Iraq confirms some US troops will remain due to ISIS threat in Syria
Washington and Baghdad reached an agreement last year to gradually wind down the US-led coalition fighting ISIS in Iraq by September, with US forces withdrawing from some of the bases where they had been stationed.
Iraq's prime minister said on Monday that a small contingent of US military advisers will remain in the country to coordinate with US forces in neighbouring Syria combating the so-called Islamic State (IS) group, News.Az reports citing foreign media.
Washington and Baghdad agreed last year to wind down a US-led coalition fighting IS in Iraq by this September, with US forces departing some bases where they have been stationed.

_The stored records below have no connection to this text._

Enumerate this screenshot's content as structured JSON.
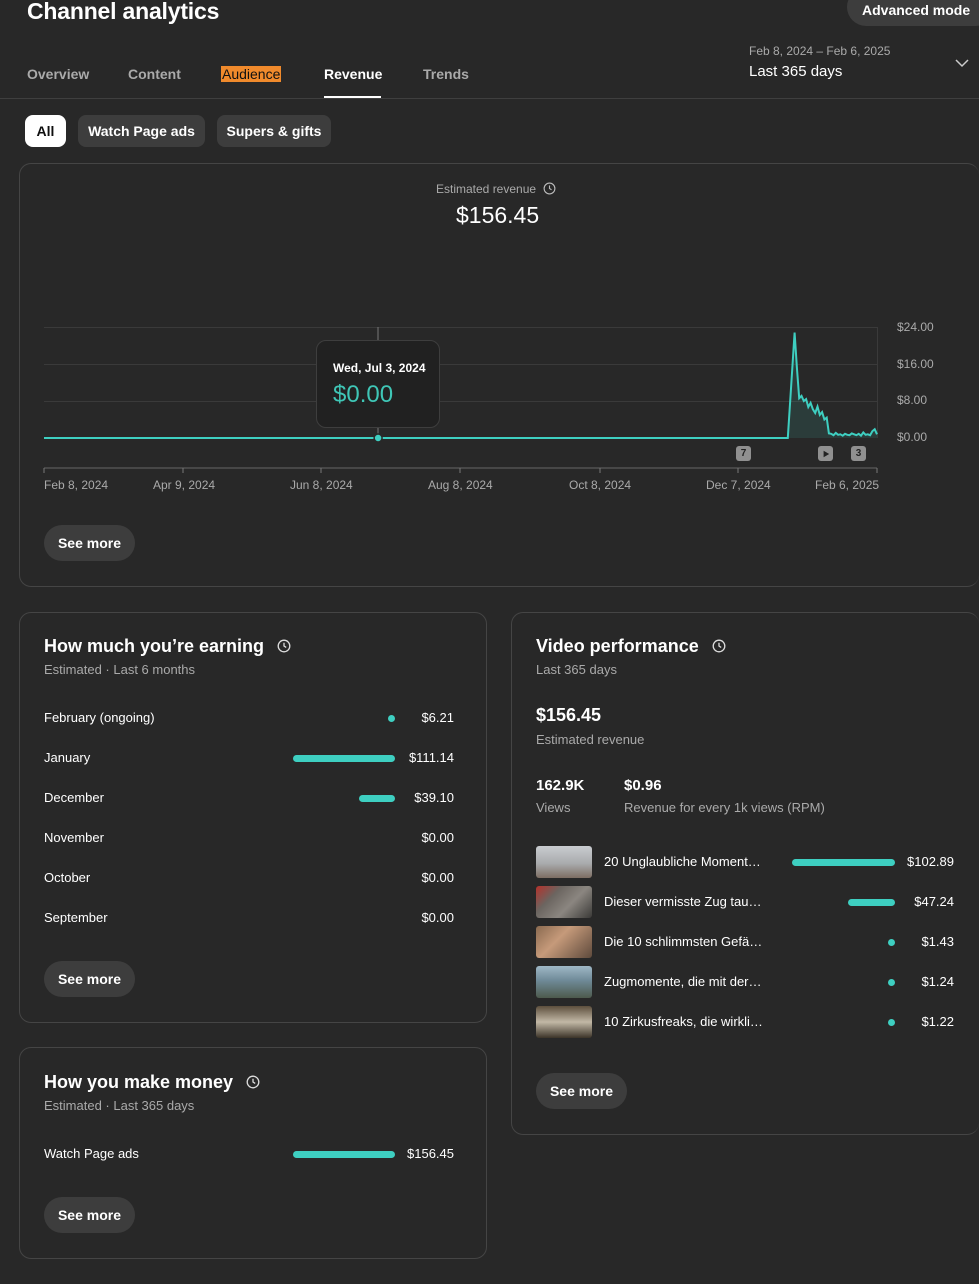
{
  "header": {
    "title": "Channel analytics",
    "advanced_mode": "Advanced mode",
    "tabs": [
      "Overview",
      "Content",
      "Audience",
      "Revenue",
      "Trends"
    ],
    "active_tab": "Revenue",
    "date_range": "Feb 8, 2024 – Feb 6, 2025",
    "date_label": "Last 365 days"
  },
  "filters": [
    "All",
    "Watch Page ads",
    "Supers & gifts"
  ],
  "main_chart": {
    "metric_label": "Estimated revenue",
    "total": "$156.45",
    "tooltip_date": "Wed, Jul 3, 2024",
    "tooltip_value": "$0.00",
    "markers": [
      "7",
      "play",
      "3"
    ],
    "see_more": "See more"
  },
  "chart_data": {
    "type": "line",
    "title": "Estimated revenue",
    "x_ticks": [
      "Feb 8, 2024",
      "Apr 9, 2024",
      "Jun 8, 2024",
      "Aug 8, 2024",
      "Oct 8, 2024",
      "Dec 7, 2024",
      "Feb 6, 2025"
    ],
    "y_ticks": [
      "$24.00",
      "$16.00",
      "$8.00",
      "$0.00"
    ],
    "ylim": [
      0,
      24
    ],
    "xlim": [
      "2024-02-08",
      "2025-02-06"
    ],
    "grid": true,
    "series": [
      {
        "x": [
          "2024-02-08",
          "2024-07-03",
          "2024-12-29",
          "2025-01-01",
          "2025-01-02",
          "2025-01-03",
          "2025-01-04",
          "2025-01-05",
          "2025-01-06",
          "2025-01-07",
          "2025-01-08",
          "2025-01-09",
          "2025-01-10",
          "2025-01-11",
          "2025-01-12",
          "2025-01-13",
          "2025-01-14",
          "2025-01-15",
          "2025-01-16",
          "2025-01-17",
          "2025-01-18",
          "2025-01-19",
          "2025-01-20",
          "2025-01-21",
          "2025-01-22",
          "2025-01-23",
          "2025-01-24",
          "2025-01-25",
          "2025-01-26",
          "2025-01-27",
          "2025-01-28",
          "2025-01-29",
          "2025-01-30",
          "2025-01-31",
          "2025-02-01",
          "2025-02-02",
          "2025-02-03",
          "2025-02-04",
          "2025-02-05",
          "2025-02-06"
        ],
        "y": [
          0,
          0,
          0,
          22.8,
          15.2,
          8.6,
          9.1,
          8.0,
          8.4,
          6.7,
          7.6,
          6.2,
          5.4,
          6.8,
          5.0,
          5.6,
          4.0,
          4.4,
          1.0,
          0.9,
          0.6,
          1.1,
          0.7,
          0.8,
          0.5,
          0.9,
          0.7,
          0.6,
          1.0,
          0.8,
          0.6,
          0.9,
          0.5,
          1.2,
          0.7,
          0.8,
          0.6,
          1.5,
          1.9,
          0.8
        ]
      }
    ]
  },
  "earning": {
    "title": "How much you’re earning",
    "subtitle": "Estimated · Last 6 months",
    "rows": [
      {
        "label": "February (ongoing)",
        "value": "$6.21",
        "amount": 6.21
      },
      {
        "label": "January",
        "value": "$111.14",
        "amount": 111.14
      },
      {
        "label": "December",
        "value": "$39.10",
        "amount": 39.1
      },
      {
        "label": "November",
        "value": "$0.00",
        "amount": 0
      },
      {
        "label": "October",
        "value": "$0.00",
        "amount": 0
      },
      {
        "label": "September",
        "value": "$0.00",
        "amount": 0
      }
    ],
    "see_more": "See more"
  },
  "money": {
    "title": "How you make money",
    "subtitle": "Estimated · Last 365 days",
    "rows": [
      {
        "label": "Watch Page ads",
        "value": "$156.45",
        "amount": 156.45
      }
    ],
    "see_more": "See more"
  },
  "video_perf": {
    "title": "Video performance",
    "subtitle": "Last 365 days",
    "revenue": "$156.45",
    "revenue_label": "Estimated revenue",
    "views": "162.9K",
    "views_label": "Views",
    "rpm": "$0.96",
    "rpm_label": "Revenue for every 1k views (RPM)",
    "videos": [
      {
        "title": "20 Unglaubliche Moment…",
        "value": "$102.89",
        "amount": 102.89
      },
      {
        "title": "Dieser vermisste Zug tau…",
        "value": "$47.24",
        "amount": 47.24
      },
      {
        "title": "Die 10 schlimmsten Gefä…",
        "value": "$1.43",
        "amount": 1.43
      },
      {
        "title": "Zugmomente, die mit der…",
        "value": "$1.24",
        "amount": 1.24
      },
      {
        "title": "10 Zirkusfreaks, die wirkli…",
        "value": "$1.22",
        "amount": 1.22
      }
    ],
    "see_more": "See more"
  },
  "colors": {
    "accent": "#3ecfc1",
    "background": "#282828",
    "highlight": "#f08a2c"
  }
}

Iraqi Prime Minister Mohammed Shia al-Sudani told journalists in Baghdad that US military advisers and support personnel are now stationed at the Ain al-Asad air base in western Iraq, a base adjacent to Baghdad airport and the al-Harir air base in northern Iraq.
Al-Sudani noted that the agreement originally stipulated a full pullout of US forces from Ain al-Asad by September, but that "developments in Syria" since then required maintaining a "small unit" of between 250 and 350 advisers and security personnel at the base.
He said they would work to support counter-IS surveillance and coordination with the al-Tanf base in Syria.
He added that other US sites are witnessing "gradual reductions" in personnel and operations.
After the fall of Syria's former long-time leader Bashar al-Assad in a rebel offensive in December, fears arose in Iraq of an IS resurgence taking advantage of the ensuing security vacuum and weapons abandoned by the former Syrian army.
Al-Sudani maintained that the extremist group, which seized wide swathes of territory in Iraq and Syria a decade ago, "no longer poses a significant threat inside Iraq."
Iraq has sought to balance its relations with the United States and neighbouring Iran and to avoid being pulled into regional conflicts, a policy that the prime minister said he will continue.
"We put Iraq first and we do not wish to act as a proxy for anyone," he said. "Iraq will not be a battlefield for conflicts."